We then moved on to The Four Horsemen which was a fiendishly complicated and technical encounter back in the day. I know it’s supposed tobe a lot easier now. In essence there are 4 bosses which need to be tanked in 4 different corners, and there’s some dancing around and tanks have to swap bosses and so on. We wiped a few times trying to get the pull right — it’s not supposed to be that hard but the guys on the back bosses weren’t seeming to pick them up properly — and then hit end of raid time and called it.

Two new bosses and a bit of learning time on a third, not too bad. I also distinguished myself with an inane number of accidental trash pulls. I think the best was when I had lined a mob up to shoot and instead I hit the charge button (ie. so instead of shooting it, I charged into the pack). The fact that none of these mad pulls wiped the group shows that a) people are reasonably on their toes and b) Naxx trash is NOT what it used to be.

Another time, same as the first

Last night I was out and the guys went back in and … cleared all the bosses we’d killed last week. So that’s spider wing, plague wing, and first two bosses of the construct wing. There was one plate-wearing tank there so naturally loads of tanking gear dropped and he got almost totally outfitted without having to bid more than minimum DKP on any item.

I’m dead proud of them all, but I have to steel myself to log in now because he is that guy who will spend all of this week boasting about his stats and copy/pasting his new purples to guild chat. I wouldn’t mind but he also got geared up in a single Karazhan run in the last expansion!

There must be a downside to being ultra-lucky with drops and lack of competition but I can’t see what it is. And naturally if we’d scheduled the runs in the opposite order, I would be bitching about missing the first kills instead 😉

In which I lead a raid

Over last weekend, we also took out Sartharion. Because he’s a fairly easy fight, the RLs decided to use this as an opportunity to rotate a few people into the raid who aren’t really geared for Naxxramas yet but are keen to raid. We one shotted the dragon, but it was a drawn out messy kill and I personally cannot wait until paladins get a regular taunt next patch (hopefully next week) because one of ours kept taunting the boss off me, which is annoying.

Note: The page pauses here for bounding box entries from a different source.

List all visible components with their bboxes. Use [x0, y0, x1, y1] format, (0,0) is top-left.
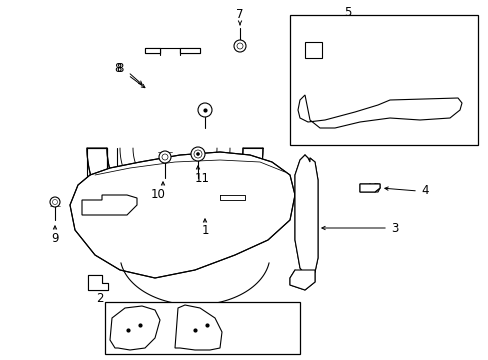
Circle shape: [52, 199, 58, 204]
Text: 6: 6: [341, 44, 348, 57]
Polygon shape: [359, 184, 379, 192]
Circle shape: [234, 40, 245, 52]
Circle shape: [194, 150, 202, 158]
Text: 5: 5: [344, 5, 351, 18]
Circle shape: [198, 103, 212, 117]
Circle shape: [159, 151, 171, 163]
Polygon shape: [297, 95, 461, 128]
Circle shape: [237, 43, 243, 49]
Circle shape: [162, 154, 168, 160]
Polygon shape: [145, 48, 160, 53]
Text: 3: 3: [390, 221, 398, 234]
Polygon shape: [110, 306, 160, 350]
Polygon shape: [294, 155, 317, 278]
Bar: [105, 302, 299, 354]
Circle shape: [196, 153, 199, 156]
Circle shape: [191, 147, 204, 161]
Polygon shape: [70, 152, 294, 278]
Text: 8: 8: [116, 62, 123, 75]
Text: 10: 10: [150, 189, 165, 202]
Polygon shape: [87, 148, 263, 243]
Text: 11: 11: [194, 171, 209, 184]
Polygon shape: [180, 48, 200, 53]
Polygon shape: [175, 305, 222, 350]
Polygon shape: [289, 270, 314, 290]
Text: 1: 1: [201, 224, 208, 237]
Text: 9: 9: [51, 231, 59, 244]
Circle shape: [50, 197, 60, 207]
Polygon shape: [88, 275, 108, 290]
Text: 7: 7: [236, 9, 243, 22]
Polygon shape: [82, 195, 137, 215]
Text: 8: 8: [114, 62, 122, 75]
Bar: [289, 15, 477, 145]
Text: 4: 4: [420, 184, 428, 198]
Text: 2: 2: [96, 292, 103, 305]
Polygon shape: [305, 42, 321, 58]
Text: 12: 12: [197, 310, 212, 323]
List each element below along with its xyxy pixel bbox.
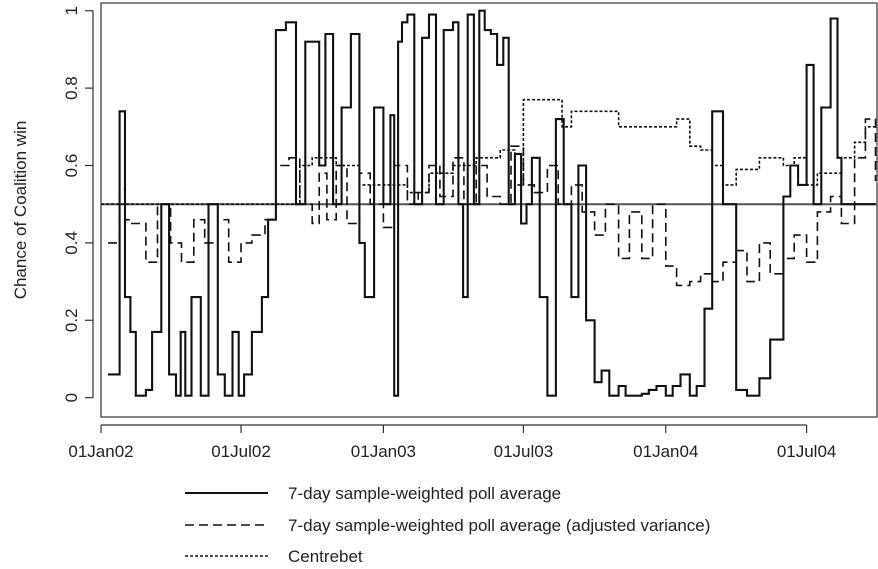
x-tick-label: 01Jan04 (633, 442, 698, 461)
y-axis-label: Chance of Coalition win (11, 121, 30, 300)
legend-label-3: Centrebet (288, 547, 363, 566)
x-tick-label: 01Jul02 (211, 442, 271, 461)
x-axis: 01Jan02 01Jul02 01Jan03 01Jul03 01Jan04 01Jul… (68, 424, 837, 461)
y-tick-label: 0 (62, 393, 81, 402)
y-tick-label: 0.6 (62, 154, 81, 178)
series-line-2 (108, 118, 877, 287)
y-tick-label: 0.4 (62, 231, 81, 255)
plot-frame (100, 2, 878, 418)
series-group (101, 9, 877, 397)
x-tick-label: 01Jan03 (351, 442, 416, 461)
x-tick-label: 01Jul04 (777, 442, 837, 461)
y-tick-label: 1 (62, 6, 81, 15)
y-tick-label: 0.8 (62, 76, 81, 100)
legend: 7-day sample-weighted poll average 7-day … (185, 484, 710, 566)
series-line-1 (108, 9, 876, 397)
y-axis: 0 0.2 0.4 0.6 0.8 1 (62, 6, 94, 402)
x-tick-label: 01Jul03 (494, 442, 554, 461)
x-tick-label: 01Jan02 (68, 442, 133, 461)
series-line-3 (101, 98, 876, 205)
legend-label-1: 7-day sample-weighted poll average (288, 484, 561, 503)
legend-label-2: 7-day sample-weighted poll average (adju… (288, 516, 710, 535)
y-tick-label: 0.2 (62, 308, 81, 332)
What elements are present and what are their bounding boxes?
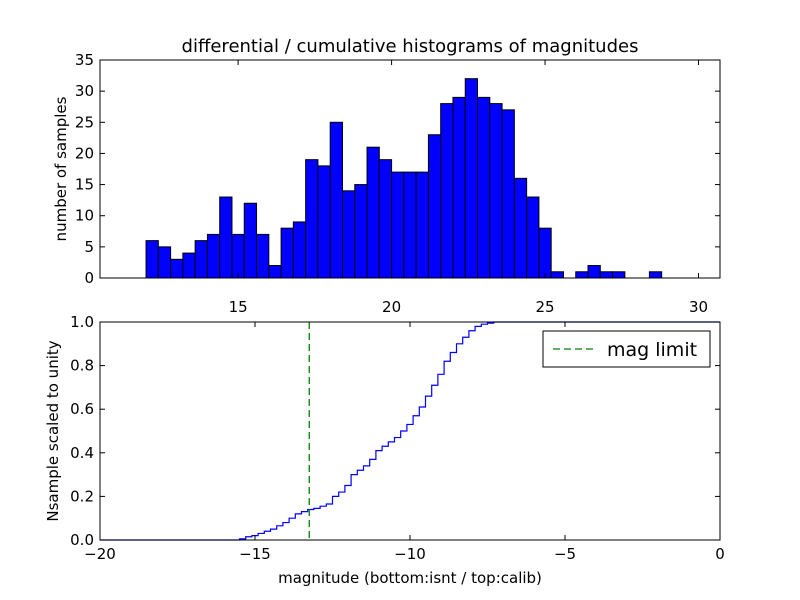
histogram-bar	[341, 190, 356, 279]
histogram-bar	[280, 227, 294, 279]
histogram-bars	[145, 78, 663, 279]
histogram-bar	[440, 103, 454, 279]
cumulative-xtick-label: −15	[239, 545, 271, 563]
cumulative-ytick-label: 0.6	[70, 400, 94, 418]
histogram-bar	[427, 134, 442, 279]
histogram-chart: differential / cumulative histograms of …	[52, 36, 721, 316]
histogram-ytick-label: 30	[75, 82, 94, 100]
histogram-bar	[256, 233, 270, 279]
histogram-ytick-label: 25	[75, 113, 94, 131]
cumulative-xtick-label: −10	[394, 545, 426, 563]
histogram-bar	[391, 171, 405, 279]
histogram-bar	[378, 159, 393, 279]
legend-label-mag-limit: mag limit	[607, 339, 697, 361]
histogram-bar	[305, 159, 319, 279]
cumulative-ticks: −20 −15 −10 −5 0 0.0 0.2 0.4 0.6 0.8 1.0	[70, 313, 725, 563]
histogram-bar	[501, 109, 515, 279]
histogram-bar	[354, 184, 368, 279]
histogram-xtick-label: 30	[689, 298, 708, 316]
histogram-bar	[194, 240, 208, 279]
histogram-xtick-label: 20	[382, 298, 401, 316]
histogram-bar	[612, 271, 626, 279]
histogram-ytick-label: 0	[84, 269, 94, 287]
histogram-ytick-label: 5	[84, 238, 94, 256]
histogram-xtick-label: 15	[229, 298, 248, 316]
cumulative-frame	[99, 321, 721, 541]
histogram-bar	[599, 271, 614, 279]
cumulative-ylabel: Nsample scaled to unity	[44, 340, 62, 521]
cumulative-series-line	[100, 321, 720, 541]
histogram-frame	[99, 59, 721, 279]
histogram-bar	[329, 121, 343, 279]
cumulative-xtick-label: −5	[554, 545, 576, 563]
cumulative-xlabel: magnitude (bottom:isnt / top:calib)	[278, 569, 542, 587]
histogram-bar	[489, 103, 503, 279]
histogram-bar	[170, 258, 184, 279]
histogram-bar	[292, 221, 307, 279]
histogram-bar	[513, 177, 528, 279]
histogram-bar	[538, 227, 552, 279]
histogram-ylabel: number of samples	[52, 96, 70, 241]
histogram-bar	[464, 78, 479, 279]
histogram-xtick-label: 25	[536, 298, 555, 316]
cumulative-ytick-label: 0.0	[70, 531, 94, 549]
cumulative-ytick-label: 0.8	[70, 357, 94, 375]
histogram-bar	[268, 265, 282, 279]
cumulative-chart: −20 −15 −10 −5 0 0.0 0.2 0.4 0.6 0.8 1.0 Nsample s…	[44, 313, 725, 587]
histogram-bar	[477, 96, 491, 279]
histogram-ytick-label: 10	[75, 207, 94, 225]
histogram-bar	[157, 246, 172, 279]
cumulative-ytick-label: 0.4	[70, 444, 94, 462]
histogram-ytick-label: 35	[75, 51, 94, 69]
cumulative-xtick-label: −20	[84, 545, 116, 563]
histogram-bar	[452, 96, 466, 279]
cumulative-xtick-label: 0	[715, 545, 725, 563]
histogram-bar	[648, 271, 663, 279]
histogram-ticks: 15 20 25 30 0 5 10 15 20 25 30 35	[75, 51, 720, 316]
cumulative-ytick-label: 1.0	[70, 313, 94, 331]
histogram-bar	[206, 233, 221, 279]
histogram-bar	[219, 196, 233, 279]
histogram-bar	[366, 146, 380, 279]
histogram-bar	[243, 202, 258, 279]
histogram-bar	[575, 271, 589, 279]
cumulative-ytick-label: 0.2	[70, 487, 94, 505]
histogram-title: differential / cumulative histograms of …	[182, 36, 639, 57]
histogram-bar	[526, 196, 540, 279]
legend: mag limit	[542, 330, 711, 368]
histogram-bar	[145, 240, 159, 279]
histogram-ytick-label: 15	[75, 176, 94, 194]
histogram-bar	[550, 271, 564, 279]
histogram-bar	[415, 171, 429, 279]
histogram-ytick-label: 20	[75, 144, 94, 162]
histogram-bar	[317, 165, 331, 279]
histogram-bar	[587, 265, 601, 279]
histogram-bar	[182, 252, 196, 279]
histogram-bar	[403, 171, 417, 279]
histogram-bar	[231, 233, 245, 279]
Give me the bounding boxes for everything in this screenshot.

After this, I organised a 10 man raid to the same boss. It is definitely weird having the encounters available on both 10 and 25 man mode, but was quite fun to go in with a few guildies and trash him with feeling for being such a pain earlier. Had compliments on my raid leading which amuses me because I thought I was being laconic to the point of comatoseness, plus its hard to really give useful instructions with a dragon in your face.

This week’s bitching in raid forums

The main discussion this week was about DKP. I can’t stand DKP, its only redeeming factor in my eyes is that it makes life easier for the raid leaders than the alternative. So this week we were discussing some new tweak someone thought up to our scheme where when you bid you have to also say if it’s a major or minor upgrade for you.

I personally think this is dumb. Clearly if it’s a major upgrade you’ll just bid more because it will be worth more to you? Unless you are that guy who lucks out and gets everything for min bid but I’m not bitter.